Here in Turkey Saudi journalist Jamal Khashoggi believed he was safe.
This is the commentator heading in to the consulate on Tuesday October 2nd.
There isn't security footage of him leaving.
Turkish officials believe he was murdered inside.
Saudi Arabia strongly rejects the accusation.
These 15 Saudi men are now the focus of investigations.
The intelligence team pictured in Turkish media entered the consulate at the same time.
Jamal had been living in exile in Washington for more than a year.
A veteran reporter, he was writing a column for the Washington Post, he could now say things he couldn't at home.

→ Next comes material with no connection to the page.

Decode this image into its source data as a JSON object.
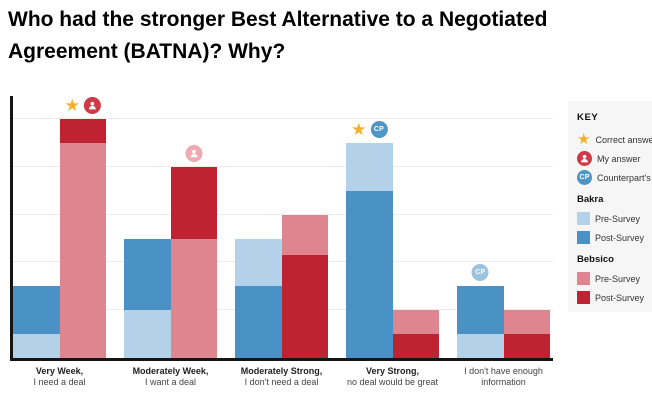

Criticising the Saudi Crown Prince, the kingdom's crackdown on dissent and its war in Yemen.
But he was increasingly worried that Riyadh could hurt him or his family.
In Turkey though he had friends in high places including among President Tayyip Erdogan's advisers.
He believed he had no reason to fear walking in to get paperwork to marry his Turkish fiancee.
Old friend Azzam Tamimi was one of the last people to see him.
(SOUNDBITE) (ENGLISH) AZZAM TAMIMI, LONG TIME FRIEND OF JAMAL KHASHOGGI, SAYING: "He said he'd already been to the consulate and he was reassured by its staff who received him well, seemed friendly, he even said to these are just ordinary folks, fellow citizens and I have nothing to worry about." On the day of Jamal's appointment 15 Saudis arrived in Istanbul from Riyadh.
Here you can see the men checking in to nearby hotels.
Later, Turkish official say, the group entered the consulate while Jamal was collecting his paperwork.
By the end of the day they were on their way back to Saudi Arabia.
Turkey says they are also looking for clues via the black Apple Watch Jamal was wearing that day.
It was connected to one of the phones he'd left outside.
The watch could provide data such as location and heart rate.
What Jamal wrote and said contradicts the slick image of reform that Prince Mohammed bin Salman is prompting.
(SOUNDBITE) (ENGLISH) AZZAM TAMIMI, LONG TIME FRIEND OF JAMAL KHASHOGGI, SAYING: "He felt that things were terrible, that Mohammed bin Salman had marginalised everyone in the family Jamal had good contacts with some other members of the family but they had already been marginalised so he was losing hope." This was Jamal's last public appearance before he disappeared.
His friends keen to stress he called for reform not regime change.